Il serait absurde, pour autant, de nier l’existence des discriminations, et que les femmes en sont sans doute davantage victimes que les hommes, étant ciblées à la fois en raison de leur origine et de leur sexe (ce qu’on nomme désormais « l’intersectionnalité »). Mais tout dépend de la personne et des circonstances. Audrey Pulvar, encore, ne reconnaît-elle pas que le fait d’être femme et d’être noire peut aussi être un atout, même si c’est « pour de mauvaises raisons » (p. 89) ?

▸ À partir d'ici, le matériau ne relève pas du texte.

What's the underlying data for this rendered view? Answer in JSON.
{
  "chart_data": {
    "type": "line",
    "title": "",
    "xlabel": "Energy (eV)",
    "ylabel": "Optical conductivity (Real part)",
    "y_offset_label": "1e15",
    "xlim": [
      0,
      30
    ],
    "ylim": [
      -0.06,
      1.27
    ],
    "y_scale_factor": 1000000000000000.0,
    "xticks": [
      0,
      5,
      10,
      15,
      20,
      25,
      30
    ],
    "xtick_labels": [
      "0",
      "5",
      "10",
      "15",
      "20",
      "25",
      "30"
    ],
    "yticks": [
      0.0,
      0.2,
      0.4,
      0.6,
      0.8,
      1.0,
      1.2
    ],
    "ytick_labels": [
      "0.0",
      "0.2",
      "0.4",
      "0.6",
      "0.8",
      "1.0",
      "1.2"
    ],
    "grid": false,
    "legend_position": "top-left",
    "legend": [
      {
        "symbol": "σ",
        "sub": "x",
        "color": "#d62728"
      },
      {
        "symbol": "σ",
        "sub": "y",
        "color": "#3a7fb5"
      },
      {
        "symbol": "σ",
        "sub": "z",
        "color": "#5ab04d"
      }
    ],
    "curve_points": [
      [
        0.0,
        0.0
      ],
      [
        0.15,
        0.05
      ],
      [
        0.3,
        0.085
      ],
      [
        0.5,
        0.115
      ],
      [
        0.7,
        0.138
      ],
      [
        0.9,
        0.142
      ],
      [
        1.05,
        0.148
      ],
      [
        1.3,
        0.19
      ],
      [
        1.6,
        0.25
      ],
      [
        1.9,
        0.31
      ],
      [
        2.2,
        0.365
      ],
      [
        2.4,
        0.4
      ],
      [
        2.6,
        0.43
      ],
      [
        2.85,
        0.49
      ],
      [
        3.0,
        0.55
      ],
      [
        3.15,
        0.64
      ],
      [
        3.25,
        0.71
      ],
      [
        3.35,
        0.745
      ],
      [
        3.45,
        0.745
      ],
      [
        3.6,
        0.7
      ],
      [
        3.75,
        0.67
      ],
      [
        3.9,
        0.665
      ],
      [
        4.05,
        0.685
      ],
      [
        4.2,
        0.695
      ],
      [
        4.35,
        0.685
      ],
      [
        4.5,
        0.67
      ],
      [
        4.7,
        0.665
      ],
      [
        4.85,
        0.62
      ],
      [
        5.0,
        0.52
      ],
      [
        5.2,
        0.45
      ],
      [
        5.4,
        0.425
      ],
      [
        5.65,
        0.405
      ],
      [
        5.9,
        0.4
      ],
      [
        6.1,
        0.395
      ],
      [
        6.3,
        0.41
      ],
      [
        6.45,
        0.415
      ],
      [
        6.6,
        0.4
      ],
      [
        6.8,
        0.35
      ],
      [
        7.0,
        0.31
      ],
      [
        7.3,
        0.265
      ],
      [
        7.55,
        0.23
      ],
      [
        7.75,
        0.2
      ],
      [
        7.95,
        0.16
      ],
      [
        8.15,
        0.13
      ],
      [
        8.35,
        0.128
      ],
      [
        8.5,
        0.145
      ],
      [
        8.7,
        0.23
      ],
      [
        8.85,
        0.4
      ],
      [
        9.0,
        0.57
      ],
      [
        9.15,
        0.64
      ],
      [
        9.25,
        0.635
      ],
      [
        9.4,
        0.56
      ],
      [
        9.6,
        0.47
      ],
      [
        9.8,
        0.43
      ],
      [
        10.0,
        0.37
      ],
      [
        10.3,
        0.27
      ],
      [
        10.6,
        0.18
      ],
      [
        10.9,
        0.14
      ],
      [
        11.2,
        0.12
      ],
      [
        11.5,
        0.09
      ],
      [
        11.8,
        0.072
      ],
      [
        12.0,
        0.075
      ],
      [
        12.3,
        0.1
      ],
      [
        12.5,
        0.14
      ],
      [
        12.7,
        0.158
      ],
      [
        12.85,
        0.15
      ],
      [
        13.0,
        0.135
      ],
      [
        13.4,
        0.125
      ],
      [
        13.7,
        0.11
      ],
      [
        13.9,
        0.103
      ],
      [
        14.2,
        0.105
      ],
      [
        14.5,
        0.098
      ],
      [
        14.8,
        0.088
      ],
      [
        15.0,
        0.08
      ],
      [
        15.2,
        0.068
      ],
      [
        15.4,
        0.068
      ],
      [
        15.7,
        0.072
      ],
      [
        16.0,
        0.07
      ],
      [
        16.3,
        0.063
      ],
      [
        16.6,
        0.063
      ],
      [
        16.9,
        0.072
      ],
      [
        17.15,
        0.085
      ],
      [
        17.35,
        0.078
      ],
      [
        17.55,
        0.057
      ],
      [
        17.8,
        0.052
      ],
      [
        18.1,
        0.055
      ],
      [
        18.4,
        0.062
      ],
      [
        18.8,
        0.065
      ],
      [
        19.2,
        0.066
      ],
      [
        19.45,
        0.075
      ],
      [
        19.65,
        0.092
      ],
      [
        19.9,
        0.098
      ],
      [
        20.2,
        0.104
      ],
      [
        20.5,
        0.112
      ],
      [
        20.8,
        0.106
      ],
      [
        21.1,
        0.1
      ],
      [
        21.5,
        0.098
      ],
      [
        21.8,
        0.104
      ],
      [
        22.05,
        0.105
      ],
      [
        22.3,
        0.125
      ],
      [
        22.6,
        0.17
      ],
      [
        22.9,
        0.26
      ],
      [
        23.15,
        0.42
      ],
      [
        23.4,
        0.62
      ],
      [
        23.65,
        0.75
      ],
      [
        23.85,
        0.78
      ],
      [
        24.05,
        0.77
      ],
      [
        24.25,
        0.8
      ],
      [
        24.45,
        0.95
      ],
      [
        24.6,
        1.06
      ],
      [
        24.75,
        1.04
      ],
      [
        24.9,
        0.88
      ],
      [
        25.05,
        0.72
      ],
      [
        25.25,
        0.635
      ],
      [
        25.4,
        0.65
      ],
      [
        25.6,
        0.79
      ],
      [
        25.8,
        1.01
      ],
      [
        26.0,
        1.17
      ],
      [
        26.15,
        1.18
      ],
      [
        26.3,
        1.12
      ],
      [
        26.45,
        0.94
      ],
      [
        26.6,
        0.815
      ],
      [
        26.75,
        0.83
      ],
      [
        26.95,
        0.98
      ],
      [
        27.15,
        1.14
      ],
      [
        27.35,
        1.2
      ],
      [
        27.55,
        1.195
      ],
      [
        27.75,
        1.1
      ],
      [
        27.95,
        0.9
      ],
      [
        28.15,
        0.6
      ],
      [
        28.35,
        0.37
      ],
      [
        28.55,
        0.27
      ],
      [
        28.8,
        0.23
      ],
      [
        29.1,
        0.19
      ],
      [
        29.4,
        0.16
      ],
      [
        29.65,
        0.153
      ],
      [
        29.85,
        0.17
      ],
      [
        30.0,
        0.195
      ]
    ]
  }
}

Alors faut-il ou non pratiquer la discrimination « positive » en faveur des « minorités visibles » ? Elle ne fonctionne pas si mal en faveur des femmes en politique ou dans les affaires, à l’Assemblée comme dans les conseils d’administration où leur nombre s’est accru très sensiblement depuis l’imposition de quotas. On pourrait donc s’attendre à ce que toutes les personnes interrogées y fussent favorables. Or si c’est bien le cas de certains, d’autres s’y montrent opposés car ils refusent toute politique qui assignerait les Noirs à leur origine : « la communauté ne se définit pas par un enfermement communautaire » (D. Maximin, p. 39).

 

(1) Noirs nés en France et/ou y ayant grandi.